I love the name of this posture. I love it because of the way it symbolizes the lightness of a bird and the magic of lifting upward to reach the stars. But coming to actually feel like this is something else. It’s definitely not an easy pose and while some students may have the natural flexibility to shape their leg over their shoulders most of us have to work toward it.
In this sense, there is no real magic as it is a journey of discovering where you land.
I began practicing this posture as I was learning the backbends of yoga. I felt it was a way to counter and neutralize the deeper backbends. But I also like this pose because it has three separate parts that come together.

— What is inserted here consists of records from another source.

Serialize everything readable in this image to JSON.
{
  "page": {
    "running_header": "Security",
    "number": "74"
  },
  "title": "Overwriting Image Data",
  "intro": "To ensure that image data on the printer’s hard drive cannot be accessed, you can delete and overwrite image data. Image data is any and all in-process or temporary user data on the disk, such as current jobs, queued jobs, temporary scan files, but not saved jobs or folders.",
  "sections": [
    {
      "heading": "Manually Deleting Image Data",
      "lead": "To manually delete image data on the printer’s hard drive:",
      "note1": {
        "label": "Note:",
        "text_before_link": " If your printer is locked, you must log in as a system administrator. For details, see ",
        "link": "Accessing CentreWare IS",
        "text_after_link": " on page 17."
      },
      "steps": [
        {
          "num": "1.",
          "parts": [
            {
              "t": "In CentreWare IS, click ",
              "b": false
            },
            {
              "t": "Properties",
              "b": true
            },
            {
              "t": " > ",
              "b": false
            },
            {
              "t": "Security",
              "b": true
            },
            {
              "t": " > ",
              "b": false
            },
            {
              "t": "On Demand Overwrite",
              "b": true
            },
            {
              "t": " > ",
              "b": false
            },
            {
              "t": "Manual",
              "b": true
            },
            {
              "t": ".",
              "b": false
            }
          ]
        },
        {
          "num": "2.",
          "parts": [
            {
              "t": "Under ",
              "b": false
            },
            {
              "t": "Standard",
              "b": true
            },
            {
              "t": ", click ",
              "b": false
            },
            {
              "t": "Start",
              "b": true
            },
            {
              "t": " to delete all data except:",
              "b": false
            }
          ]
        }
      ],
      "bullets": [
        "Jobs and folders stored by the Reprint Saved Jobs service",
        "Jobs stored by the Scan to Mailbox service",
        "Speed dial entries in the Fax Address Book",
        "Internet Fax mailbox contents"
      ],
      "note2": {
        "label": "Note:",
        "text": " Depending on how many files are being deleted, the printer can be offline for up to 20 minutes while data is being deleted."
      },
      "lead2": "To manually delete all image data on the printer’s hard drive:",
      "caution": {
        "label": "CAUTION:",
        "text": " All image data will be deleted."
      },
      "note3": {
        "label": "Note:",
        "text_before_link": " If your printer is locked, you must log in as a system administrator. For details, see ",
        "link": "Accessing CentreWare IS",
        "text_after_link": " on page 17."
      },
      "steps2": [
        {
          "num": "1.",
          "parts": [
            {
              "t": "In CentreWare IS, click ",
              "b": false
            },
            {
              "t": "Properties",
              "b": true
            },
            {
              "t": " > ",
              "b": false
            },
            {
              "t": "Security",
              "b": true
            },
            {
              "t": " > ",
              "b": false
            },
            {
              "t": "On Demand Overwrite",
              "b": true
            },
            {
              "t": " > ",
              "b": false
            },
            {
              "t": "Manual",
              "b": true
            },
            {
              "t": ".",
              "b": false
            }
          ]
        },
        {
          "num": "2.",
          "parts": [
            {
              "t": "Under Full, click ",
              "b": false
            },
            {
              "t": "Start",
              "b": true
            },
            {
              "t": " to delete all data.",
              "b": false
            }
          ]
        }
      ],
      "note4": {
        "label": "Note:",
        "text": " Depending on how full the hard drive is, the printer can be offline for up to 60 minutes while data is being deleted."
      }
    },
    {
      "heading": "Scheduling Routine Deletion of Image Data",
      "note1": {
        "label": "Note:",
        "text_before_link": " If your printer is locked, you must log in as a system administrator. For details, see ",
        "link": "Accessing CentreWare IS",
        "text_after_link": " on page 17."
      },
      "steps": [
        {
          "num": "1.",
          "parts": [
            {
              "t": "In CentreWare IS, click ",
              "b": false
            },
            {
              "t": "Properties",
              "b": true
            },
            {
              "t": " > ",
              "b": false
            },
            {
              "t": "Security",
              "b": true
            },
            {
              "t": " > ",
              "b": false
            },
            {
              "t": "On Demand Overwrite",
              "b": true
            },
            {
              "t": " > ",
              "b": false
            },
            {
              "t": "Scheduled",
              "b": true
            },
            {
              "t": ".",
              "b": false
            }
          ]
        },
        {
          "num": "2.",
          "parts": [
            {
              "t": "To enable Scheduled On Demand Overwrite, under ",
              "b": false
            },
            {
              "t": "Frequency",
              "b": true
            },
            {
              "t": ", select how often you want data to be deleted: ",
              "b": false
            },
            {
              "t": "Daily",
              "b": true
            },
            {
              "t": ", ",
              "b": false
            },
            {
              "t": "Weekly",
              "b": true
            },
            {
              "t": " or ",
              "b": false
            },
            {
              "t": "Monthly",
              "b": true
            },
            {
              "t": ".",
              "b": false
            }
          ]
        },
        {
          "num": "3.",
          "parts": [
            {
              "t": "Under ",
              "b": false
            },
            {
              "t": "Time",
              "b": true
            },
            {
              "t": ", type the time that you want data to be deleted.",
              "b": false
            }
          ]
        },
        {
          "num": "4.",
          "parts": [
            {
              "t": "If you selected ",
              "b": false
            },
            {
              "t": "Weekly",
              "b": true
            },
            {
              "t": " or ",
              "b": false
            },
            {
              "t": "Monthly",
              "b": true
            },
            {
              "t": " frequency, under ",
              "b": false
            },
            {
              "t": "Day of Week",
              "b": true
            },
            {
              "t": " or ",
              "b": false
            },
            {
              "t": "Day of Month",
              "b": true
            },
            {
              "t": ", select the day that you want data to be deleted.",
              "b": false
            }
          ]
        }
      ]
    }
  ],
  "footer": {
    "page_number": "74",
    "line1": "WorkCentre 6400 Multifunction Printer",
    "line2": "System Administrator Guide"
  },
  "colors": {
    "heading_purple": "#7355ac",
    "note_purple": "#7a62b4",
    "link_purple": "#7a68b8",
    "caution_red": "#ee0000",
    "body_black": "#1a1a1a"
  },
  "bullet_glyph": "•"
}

Here’s a way I discovered to potentially dismantle the posture so you can practice it.
First, opening the hips is key to the series of the single-leg-behind-the-head pose. This pose opens the low back, chest and knees. A good way of working towards this is learning the splits, konasana (the angle pose) and the half lotus forward bend. I’ve made several youtube videos that focus on this, one of which is called, Opening to the splits. Click the link to watch it.
Many students have often asked me if half lotus is necessary. I feel it is the gateway to opening the lower back (not only the hips) and removing unwanted pressure from the knees. There are a lot of great ways to prepare for this, which does not come from bending your knee into the posture. I personally did a lot of work on my legs and hips before going into half or full lotus using supta padangushtasna (click to view the video). Working on your legs will in turn help to lengthen the muscles and gives you more space to rotate the hips.

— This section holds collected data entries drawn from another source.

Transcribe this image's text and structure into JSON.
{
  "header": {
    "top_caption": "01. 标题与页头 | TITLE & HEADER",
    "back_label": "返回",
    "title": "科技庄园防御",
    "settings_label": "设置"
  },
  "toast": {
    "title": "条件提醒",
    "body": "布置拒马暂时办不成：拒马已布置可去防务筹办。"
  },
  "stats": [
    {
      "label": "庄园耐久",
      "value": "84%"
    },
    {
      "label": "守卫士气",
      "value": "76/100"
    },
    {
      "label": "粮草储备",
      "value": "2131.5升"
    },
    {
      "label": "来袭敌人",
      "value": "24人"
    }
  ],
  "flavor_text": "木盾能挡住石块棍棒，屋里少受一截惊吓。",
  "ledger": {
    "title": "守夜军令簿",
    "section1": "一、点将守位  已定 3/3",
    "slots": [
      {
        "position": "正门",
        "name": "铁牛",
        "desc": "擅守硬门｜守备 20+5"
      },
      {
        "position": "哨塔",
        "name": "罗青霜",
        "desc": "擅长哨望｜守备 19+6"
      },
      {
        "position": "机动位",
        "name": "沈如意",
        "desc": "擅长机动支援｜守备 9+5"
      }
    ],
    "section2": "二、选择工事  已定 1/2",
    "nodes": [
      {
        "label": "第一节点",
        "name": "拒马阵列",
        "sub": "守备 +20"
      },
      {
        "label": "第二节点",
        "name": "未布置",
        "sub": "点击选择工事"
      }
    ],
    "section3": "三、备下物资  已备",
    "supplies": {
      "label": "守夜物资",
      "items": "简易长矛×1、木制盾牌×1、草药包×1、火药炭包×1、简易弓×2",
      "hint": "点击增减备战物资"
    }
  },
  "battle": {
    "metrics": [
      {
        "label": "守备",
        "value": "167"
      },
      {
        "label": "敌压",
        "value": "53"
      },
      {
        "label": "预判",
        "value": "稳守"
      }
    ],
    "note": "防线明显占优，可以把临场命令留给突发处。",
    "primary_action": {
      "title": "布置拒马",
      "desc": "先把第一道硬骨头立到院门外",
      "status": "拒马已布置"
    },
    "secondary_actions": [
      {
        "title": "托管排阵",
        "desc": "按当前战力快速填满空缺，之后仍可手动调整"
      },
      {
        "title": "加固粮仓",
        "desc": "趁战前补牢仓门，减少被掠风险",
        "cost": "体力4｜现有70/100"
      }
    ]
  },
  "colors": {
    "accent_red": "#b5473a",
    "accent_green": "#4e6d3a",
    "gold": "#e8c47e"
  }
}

Second, arm strength. Believe it or not this is not the hardest part but actually opening the hips. A lot of this pose is more about balance and leverage than strength. Learning to practice plank, arm pressure pose and other arm strengthening poses help a lot. A posture that will indirectly give you more confidence is the headstand.

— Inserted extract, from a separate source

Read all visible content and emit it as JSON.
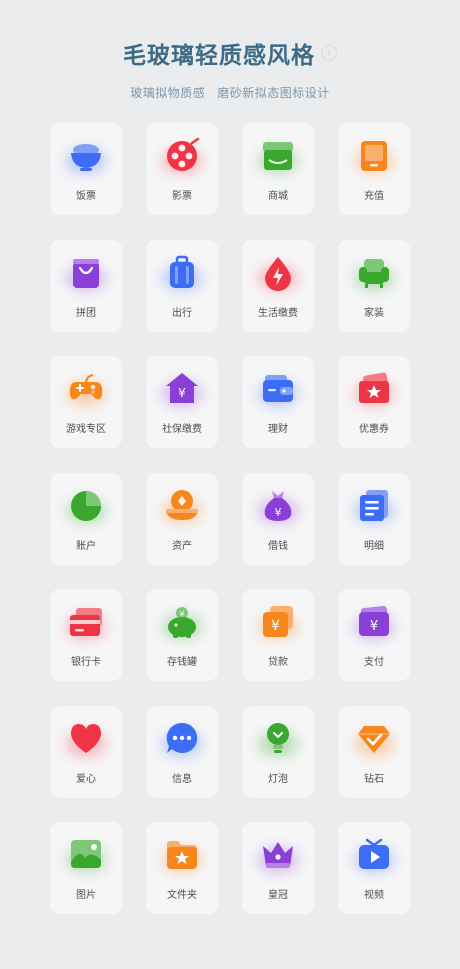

Lastly, once you start to move the leg safely behind your head, you can start to bring the other elements together. This video shows you a transition including a more advanced way of entering another arm posture called astavakrasana.
The journey is important than actually ‘getting’ the leg behind you or not. I am a believer that many people can learn it even if only partially. I myself worked on lotus, forward bends and even twists to open the outer hips for over seven years. Failing any injuries or knee issues when your lower back opens the legs and the hips also extend.
The rest is practice and finding your way.